No. 2 The Vegan Burger, Farm Burger
Farm Burger is a national chain, with two Bay Area locations — one in San Anselmo and one in West Berkeley, which it opened on Ninth Street in 2014. Farm Burger is mainly known for its meat burgers, touting that it uses freshly ground dry-aged, grassfed, antibiotic and hormone-free beef (it also offers sustainably raised pork and poultry). But it does have a vegan burger on its “Blackboard Burgers” menu, so we decided to give it a try. The No. 2 Vegan Burger is made with a quinoa and heirloom bean patty, served on a sesame seed bun and topped with a pile of arugula, seared cauliflower, a slice of golden beet and a sweet agave mustard sauce. It costs $9.50. Farm Burger is at 1313 Ninth St. (at Gilman) in Berkeley.
This is the canonical type of veggie burger people complain about. The patty was awkwardly smooshy; more like a paté than a burger, and it was rather bland, relying heavily on the toppings and the sauce. As for the toppings, I don’t like beets, so the yellow beet was a miss. The greens were overpowered by the sauce, which was too sweet. The bun was overly spongey and it soaked in the sweet sauce. The burger looked pretentious and hard to eat because it’s so tall. Overall, I did not like this burger. It was going in a direction that I’m not interested in, attempting to be healthy and fancy. And the sweetness was just not my thing. I have no interest in having this again.
The patty itself didn’t have much flavor. It was too mushy for me and too wet with the glaze, which was too sweet. The arugula and yellow beet looked pretty, but the cauliflower looked silly and made the burger way too tall — so tall, you couldn’t bite into it as-is. The bun had a good texture and I liked the sesame seeds, but it was overly sweetened by the glaze, so I couldn’t really tell if I liked it. I longed for mayo, ketchup or special sauce and pickles. The burger wasn’t great.
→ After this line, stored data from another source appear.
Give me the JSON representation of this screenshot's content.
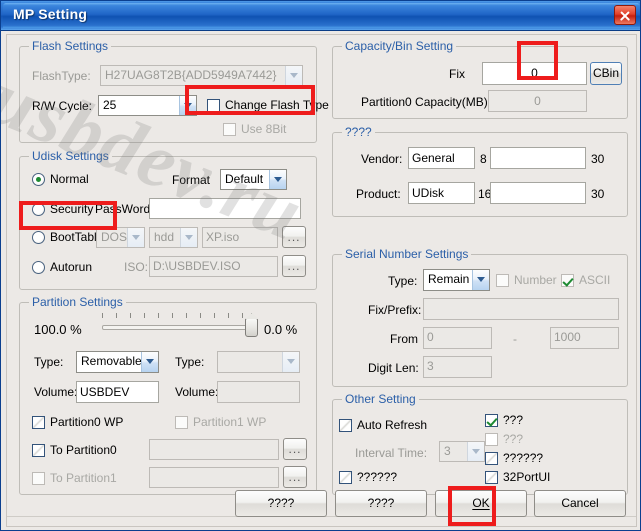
{
  "window": {
    "title": "MP Setting",
    "close_icon": "close-icon",
    "watermark": "usbdev.ru",
    "accent_color": "#1f64c6",
    "annotation_color": "#ee1c1c"
  },
  "flash_settings": {
    "title": "Flash Settings",
    "flash_type_label": "FlashType:",
    "flash_type_value": "H27UAG8T2B{ADD5949A7442}",
    "rw_cycle_label": "R/W Cycle:",
    "rw_cycle_value": "25",
    "change_flash_type_label": "Change Flash Type",
    "change_flash_type_checked": false,
    "use_8bit_label": "Use 8Bit",
    "use_8bit_checked": false
  },
  "udisk_settings": {
    "title": "Udisk Settings",
    "normal_label": "Normal",
    "security_label": "Security",
    "boottable_label": "BootTable",
    "autorun_label": "Autorun",
    "selected_mode": "Normal",
    "format_label": "Format",
    "format_value": "Default",
    "password_label": "PassWord:",
    "password_value": "",
    "boot_os_value": "DOS",
    "boot_dev_value": "hdd",
    "boot_iso_value": "XP.iso",
    "boot_browse_label": "...",
    "iso_label": "ISO:",
    "iso_value": "D:\\USBDEV.ISO",
    "iso_browse_label": "..."
  },
  "partition_settings": {
    "title": "Partition Settings",
    "left_percent": "100.0 %",
    "right_percent": "0.0 %",
    "slider_value": 100,
    "type_label": "Type:",
    "type0_value": "Removable",
    "type1_value": "",
    "volume_label": "Volume:",
    "volume0_value": "USBDEV",
    "volume1_value": "",
    "partition0_wp_label": "Partition0 WP",
    "partition0_wp_checked": false,
    "partition1_wp_label": "Partition1 WP",
    "partition1_wp_checked": false,
    "to_partition0_label": "To Partition0",
    "to_partition0_checked": false,
    "to_partition0_path": "",
    "to_partition0_browse": "...",
    "to_partition1_label": "To Partition1",
    "to_partition1_checked": false,
    "to_partition1_path": "",
    "to_partition1_browse": "..."
  },
  "capacity_bin": {
    "title": "Capacity/Bin Setting",
    "fix_label": "Fix",
    "fix_value": "0",
    "cbin_label": "CBin",
    "partition0_capacity_label": "Partition0 Capacity(MB):",
    "partition0_capacity_value": "0"
  },
  "vendor_group": {
    "title": "????",
    "vendor_label": "Vendor:",
    "vendor_value": "General",
    "vendor_len": "8",
    "vendor_extra_value": "",
    "vendor_extra_len": "30",
    "product_label": "Product:",
    "product_value": "UDisk",
    "product_len": "16",
    "product_extra_value": "",
    "product_extra_len": "30"
  },
  "serial_settings": {
    "title": "Serial Number Settings",
    "type_label": "Type:",
    "type_value": "Remain",
    "number_label": "Number",
    "number_checked": false,
    "ascii_label": "ASCII",
    "ascii_checked": true,
    "fix_prefix_label": "Fix/Prefix:",
    "fix_prefix_value": "",
    "from_label": "From",
    "from_value": "0",
    "range_dash": "-",
    "to_value": "1000",
    "digit_len_label": "Digit Len:",
    "digit_len_value": "3"
  },
  "other_settings": {
    "title": "Other Setting",
    "auto_refresh_label": "Auto Refresh",
    "auto_refresh_checked": false,
    "interval_time_label": "Interval Time:",
    "interval_time_value": "3",
    "unknown_left_label": "??????",
    "unknown_left_checked": false,
    "opt1_label": "???",
    "opt1_checked": true,
    "opt2_label": "???",
    "opt2_checked": false,
    "opt3_label": "??????",
    "opt3_checked": false,
    "opt4_label": "32PortUI",
    "opt4_checked": false
  },
  "footer": {
    "button1_label": "????",
    "button2_label": "????",
    "ok_label": "OK",
    "cancel_label": "Cancel"
  }
}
I almost gave this burger a 0, but I think it’s “edible,” if just barely. It was too sweet and did not taste like a burger at all. The flavors of every component of this burger did not go together at all. The arugula was too bitter. The cauliflower was barely cooked at all, so it was still somewhat crunchy. The beet was really random and added nothing (I actually thought it was a yellow tomato until I read the ingredients later). The sauce was sickly sweet and watery — it dripped over everything and basically overpowered all the ingredients of this burger. The patty itself had a slight crustiness on the outside, but was mushy within and had a gummy mouthfeel. It tasted bland, as if there were no added spices and not enough salt. The bun wasn’t toasted and had a spongey texture; I didn’t like it at all. The burger was hard to eat; everything falls out when you bite into it. I would never, ever, ever order this again.